One thing that hasn't been mentioned is that if the vehicle breaks up in a crash, unsecured dogs can get loose outside the car/van and get into serious trouble.In 1995, a friend of mine, Sue, was driving her van on I-95, south of DC, near Dale City VA. To those who don't know the area, this part of 95 is extremely congested (IIRC 4 or 5 lanes each way), hectic and people drive like maniacs. She had three dogs traveling loose in her van: her old mixed breed (Rocky), her middle aged Tervern (Onnie), and her yearling puppy Terv (Blast). She was traveling 60 mph in the fast lane when she was clipped by a truck and her van rolled over and over.

It came to a rest on its roof with Sue hanging upside down, still in her seatbelt harness. The rolling had blown out all the windows and the dogs were out but not injured. Rocky stayed right there but the Tervs were running scared. Sue got out of her harness and was able to call back Onnie but Blast was in a total bug-eyed panic. Sue told me that at one point, she was running down the middle median of 1-95, screaming at Blast to come back. He was darting into traffic (even though she had just rolled her van, people were severing around the accident site and zooming past) and at one point he was in the far right breakdown lane.

The more she chased after Blast, the faster he ran. Poor Blast was had completely lost it. Sue finally couldn't run anymore and sank to her knees sobbing and Blast did a quick rollback and flew right into her arms.

Sue's van was totaled but amazingly nobody was hurt. She's not sure if any of the dogs were thrown from the van or if they got out through the windows. I remember Sue telling me that for a long time she couldn't drive on expressways, especially 95. From her description it sounds like she was having panic attacks. I suspect the experience of seeing her dogs almost turn into road pizza was a big part of her trauma. Sue said that after that experience, she swore that her dogs would never travel loose again and they would always travel in crates.
I do think riding in crates is the safest option but I'll admit that my collies ride loose in the rear of our van. With Soren we have to have the middle bench up and there's not enough room for two regular collie sized crates.
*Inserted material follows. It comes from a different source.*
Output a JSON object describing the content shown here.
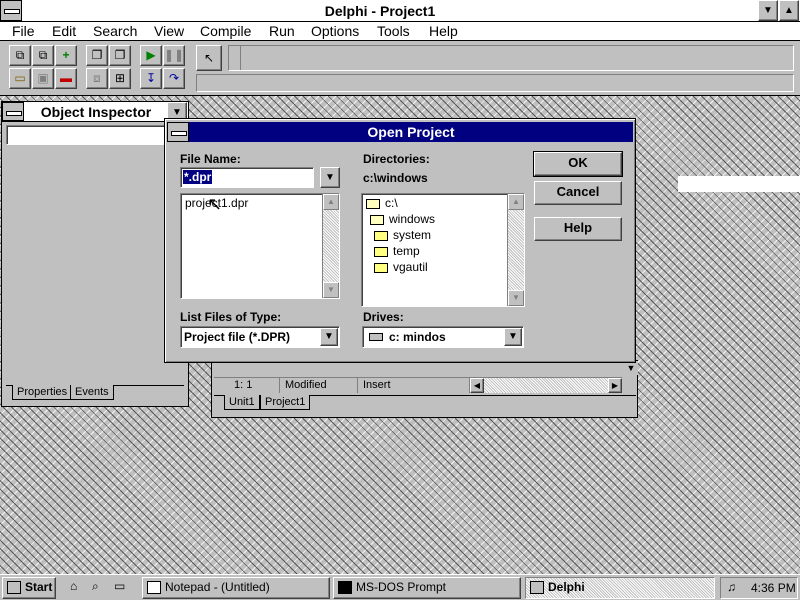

However now that we have little Lucy, a wee petite collie, we could probably fit in one Pablo sized crate and one Lucy sized one.

Chris and her smoothies,
Pablo & Lucy
And what happens if you're in an accident serious enough to render you unconscious and let your dogs out on ... it). If my dogs are in crates and the crates stay intact, they're far more likely to be rescued safely.

I gotta agree since I too have breeds that most rescue people wouldn't want to just come render aide to me if they were loose.

But for every arguement presented like everything else in life there is always another side to the coin. Or so it seems.

I still prefer my dogs in crates when traveling, for numerous reasons that have been pointed out in this thread.

And what happens if you're in an accident serious enough to render you unconscious and let your dogs out on the highway? Less likely to happen if they're in crates.

Hey, you won't get any arguments from me on whether a dog in a secured crate is just overall better off than one left loose. I've got logistical issues - namely, how to fit two large crates into a not-so-large vehicle, assuming that the dogs would tolerate being crated. I just measured the car, and the cargo hold (with seats down) is 72" (L) x 41.5" (W) x 32" (H). The size of two crates to accommodate the dogs would be 48" x 32" x 35" (Giant) and 40" x 27" x 30" (Extra Large). There's a math problem lurking there somewhere.

My seats are always folded down and I have a rubber mat covering the cargo area.

Where'd you find a rubber mat so big? I've been looking for something to cover the dog holding area. I ... doesn't begin to address all the muck and dog hair that ends up slipping between all the cracks and crevices.

Try those interlocking rubber matting things you can get at Sams I think a lot are sold for flooring in kids rooms in primary colors, but a friend of mine found some black ones. Not totally water proof since water can get down the seams, but they're thick, cushy, and things don't slide on them.